Découvrez-en plus au sujet du legs de la Nation Shinnecock et de sa connection avec la mer (en anglais seulement).

Illustration vectorielle comprenant un assortiment d'éléments liés à la recherche et à la communication, divisés par des formes rectangulaires rouges, blanches et bleues. Les mots "10 000 expérimentations" sont écrits en noir sur un fond blanc croche.
Vous souhaitez entendre d'autres chercheurs et chercheuses parler de ce qui suscite leur curiosité, de ce qui les pousse à persévérer et à réussir?

Animateur :

Ceci est un balado de la Fondation canadienne pour l’innovation.

(Musique d’ouverture)

Bonjour et bienvenue à « 10,000 expérimentations ». Ce baladodiffusion traite de travaux scientifiques de pointe et des joies de la découverte.

Nous nous sommes inspirés de Thomas Edison, qui aurait dit que toutes ses tentatives n’avaient pas été des échecs, mais 10 000 façons de faire, qui n’avaient pas bien fonctionné.

(Fin de la musique d’ouverture)

(EFFETS SONORES)

Kelsey Leonard :

Aquay, wunne kesuk. Salut. Bonjour. Je suis ravie d'être parmi vous. Je m'appelle Kelsey Leonard. Je suis professeure adjointe et titulaire de la chaire de recherche du Canada sur les eaux, le climat et la durabilité pour les populations autochtones à l'Université de Waterloo et je suis une citoyenne inscrite de la Nation Shinnecock. Notre territoire traditionnel se situe à l'extrémité est de Long Island.

(EFFETS SONORES)

Animateur :

La Fondation canadienne pour l'innovation est un organisme canadien de financement de la recherche. L'Université de Waterloo est bénéficiaire d'un financement de la FCI et Kelsey Leonard, chercheuse dans cet établissement, est juriste et spécialiste de l'eau. Kelsey a fondé et dirige aujourd'hui le Laboratoire Wampum de l'Université de Waterloo, un laboratoire scientifique autochtone qui se penche sur la justice en matière d'océan, d'eau et de climat. Ce qui est tout à fait approprié, car bien avant de faire du Canada son chez elle, elle habitait les rives rocailleuses de Long Island, dans l'État de New York, qui font face à l'Atlantique.
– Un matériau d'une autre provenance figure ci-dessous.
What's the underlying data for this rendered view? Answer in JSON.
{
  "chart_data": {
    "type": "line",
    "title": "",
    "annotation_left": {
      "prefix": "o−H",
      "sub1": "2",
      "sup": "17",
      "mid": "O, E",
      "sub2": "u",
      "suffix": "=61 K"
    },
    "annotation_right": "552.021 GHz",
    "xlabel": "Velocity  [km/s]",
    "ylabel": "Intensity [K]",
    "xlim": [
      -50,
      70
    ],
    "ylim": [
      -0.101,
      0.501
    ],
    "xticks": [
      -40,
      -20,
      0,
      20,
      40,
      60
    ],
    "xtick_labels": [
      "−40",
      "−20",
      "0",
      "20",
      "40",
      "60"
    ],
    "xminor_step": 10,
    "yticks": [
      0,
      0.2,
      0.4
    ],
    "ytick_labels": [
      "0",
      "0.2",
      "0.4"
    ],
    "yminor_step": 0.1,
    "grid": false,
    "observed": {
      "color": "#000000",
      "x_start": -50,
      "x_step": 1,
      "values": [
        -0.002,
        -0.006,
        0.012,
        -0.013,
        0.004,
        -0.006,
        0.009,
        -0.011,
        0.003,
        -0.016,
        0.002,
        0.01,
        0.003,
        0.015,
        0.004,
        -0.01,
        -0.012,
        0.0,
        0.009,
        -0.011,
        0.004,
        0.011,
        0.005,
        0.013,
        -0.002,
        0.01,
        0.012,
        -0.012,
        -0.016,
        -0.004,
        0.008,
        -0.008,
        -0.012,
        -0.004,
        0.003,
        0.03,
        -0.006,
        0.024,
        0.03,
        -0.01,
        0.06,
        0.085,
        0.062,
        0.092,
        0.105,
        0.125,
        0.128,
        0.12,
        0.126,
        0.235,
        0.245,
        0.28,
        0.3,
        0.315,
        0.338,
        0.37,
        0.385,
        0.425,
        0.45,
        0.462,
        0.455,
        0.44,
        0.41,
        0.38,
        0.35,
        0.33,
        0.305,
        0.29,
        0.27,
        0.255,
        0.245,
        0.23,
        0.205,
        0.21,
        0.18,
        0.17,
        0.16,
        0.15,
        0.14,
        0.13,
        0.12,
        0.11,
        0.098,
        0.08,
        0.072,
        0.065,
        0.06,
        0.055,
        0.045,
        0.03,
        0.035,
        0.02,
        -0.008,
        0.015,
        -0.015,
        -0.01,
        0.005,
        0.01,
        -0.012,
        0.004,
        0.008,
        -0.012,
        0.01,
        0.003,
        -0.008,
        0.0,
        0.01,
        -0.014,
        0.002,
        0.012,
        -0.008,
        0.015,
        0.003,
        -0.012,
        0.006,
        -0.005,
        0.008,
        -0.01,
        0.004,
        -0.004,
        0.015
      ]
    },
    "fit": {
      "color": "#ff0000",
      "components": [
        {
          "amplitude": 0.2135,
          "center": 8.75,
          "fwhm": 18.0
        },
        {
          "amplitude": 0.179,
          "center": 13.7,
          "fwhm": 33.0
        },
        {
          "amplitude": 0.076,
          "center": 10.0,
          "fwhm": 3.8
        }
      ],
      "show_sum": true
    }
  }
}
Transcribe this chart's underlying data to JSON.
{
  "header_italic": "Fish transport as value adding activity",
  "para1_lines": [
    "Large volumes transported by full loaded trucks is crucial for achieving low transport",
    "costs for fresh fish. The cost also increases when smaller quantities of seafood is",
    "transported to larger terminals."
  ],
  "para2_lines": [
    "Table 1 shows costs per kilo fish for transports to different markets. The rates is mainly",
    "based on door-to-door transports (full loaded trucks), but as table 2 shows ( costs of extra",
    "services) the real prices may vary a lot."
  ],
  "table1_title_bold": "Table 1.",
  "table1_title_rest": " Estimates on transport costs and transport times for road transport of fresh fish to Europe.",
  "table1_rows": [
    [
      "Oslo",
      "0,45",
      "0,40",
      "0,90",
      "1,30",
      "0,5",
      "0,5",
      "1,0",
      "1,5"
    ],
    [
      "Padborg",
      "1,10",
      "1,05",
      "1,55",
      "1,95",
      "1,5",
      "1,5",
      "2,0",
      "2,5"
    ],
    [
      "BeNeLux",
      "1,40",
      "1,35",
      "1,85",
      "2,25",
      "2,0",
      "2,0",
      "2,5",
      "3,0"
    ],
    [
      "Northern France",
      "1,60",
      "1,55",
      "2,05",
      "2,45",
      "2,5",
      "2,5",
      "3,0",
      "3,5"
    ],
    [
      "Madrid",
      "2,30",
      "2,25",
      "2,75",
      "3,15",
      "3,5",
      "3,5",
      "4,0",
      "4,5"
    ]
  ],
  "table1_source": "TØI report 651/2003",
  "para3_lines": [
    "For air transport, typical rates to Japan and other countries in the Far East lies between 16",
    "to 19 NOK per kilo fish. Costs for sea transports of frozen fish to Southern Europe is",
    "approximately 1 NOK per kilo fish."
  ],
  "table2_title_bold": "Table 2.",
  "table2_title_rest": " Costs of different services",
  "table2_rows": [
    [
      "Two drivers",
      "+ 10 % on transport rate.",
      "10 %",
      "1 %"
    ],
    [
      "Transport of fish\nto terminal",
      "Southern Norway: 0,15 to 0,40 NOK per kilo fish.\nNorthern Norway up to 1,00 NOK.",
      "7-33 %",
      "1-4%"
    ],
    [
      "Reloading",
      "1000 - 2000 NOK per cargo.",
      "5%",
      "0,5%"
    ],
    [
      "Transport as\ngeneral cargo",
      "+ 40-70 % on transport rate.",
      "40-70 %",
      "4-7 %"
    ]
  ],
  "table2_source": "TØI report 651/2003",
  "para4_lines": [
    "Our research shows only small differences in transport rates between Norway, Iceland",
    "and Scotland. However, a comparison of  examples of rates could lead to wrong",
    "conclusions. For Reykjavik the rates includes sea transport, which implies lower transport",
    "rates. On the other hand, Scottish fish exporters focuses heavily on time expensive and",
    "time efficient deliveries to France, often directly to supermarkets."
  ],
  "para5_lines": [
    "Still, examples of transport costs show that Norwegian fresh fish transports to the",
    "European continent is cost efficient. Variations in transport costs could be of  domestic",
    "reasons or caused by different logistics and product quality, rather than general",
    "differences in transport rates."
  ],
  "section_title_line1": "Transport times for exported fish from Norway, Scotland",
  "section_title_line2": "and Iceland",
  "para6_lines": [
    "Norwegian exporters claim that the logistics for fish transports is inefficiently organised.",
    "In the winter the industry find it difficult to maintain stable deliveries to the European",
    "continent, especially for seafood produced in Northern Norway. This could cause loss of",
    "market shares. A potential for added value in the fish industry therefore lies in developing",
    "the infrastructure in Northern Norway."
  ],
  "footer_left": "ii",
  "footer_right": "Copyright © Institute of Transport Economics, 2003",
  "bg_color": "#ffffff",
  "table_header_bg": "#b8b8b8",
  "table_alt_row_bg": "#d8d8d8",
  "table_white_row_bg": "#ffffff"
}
(EFFETS SONORES : Vagues et mouettes)

Kelsey Leonard :

Notre territoire actuel est situé juste à côté de l'océan Atlantique, nous vivons donc sur une péninsule entourée d'eau. Nous sommes des gens de la baie. Nous sommes des pêcheurs. Nous sommes historiquement connus pour avoir été parmi les baleiniers et les marins les plus renommés au monde.

Dans notre langue, Shinnecock signifie en fait « Peuple des rives rocailleuses » et je pense donc que nos ancêtres avaient une vision clé de ce que signifiait le fait de s'appeler ainsi,

(EFFETS SONORES)

en termes de protection du littoral, de protection de l'eau, de compréhension du privilège que nous avons d'être des peuples côtiers et du fait que ce privilège s'accompagne de devoirs et de responsabilités en matière d'entretien et d'intendance, etc.

(Début d’un morceau de musique)

Beaucoup de gens me demandent souvent, en tant que scientifique de l'eau, si j’ai su dès mon plus jeune âge que je voulais étudier l'eau ou que je voulais faire ce travail. Je pense que j'ai toujours été une personne d'eau. Je suis née dans un lieu et une communauté aquatiques. Mais je ne pense pas avoir su tout ça très tôt. Vous savez, si vous m'aviez demandé il y a 15 ans, si j’allais devenir une scientifique de l'eau dans le milieu universitaire, je ne pense pas que j'aurais répondu cela. En fait, je me souviens très bien pendant mes études de premier cycle , eh bien je me disais : « Je ne vais pas être l'une de ces personnes qui restent dans le milieu universitaire et qui sont si déconnectées. Pourtant, je suis restée dans le milieu universitaire. En revanche, fidèle à mes idées de jeunesse, je ne suis pas déconnectée. »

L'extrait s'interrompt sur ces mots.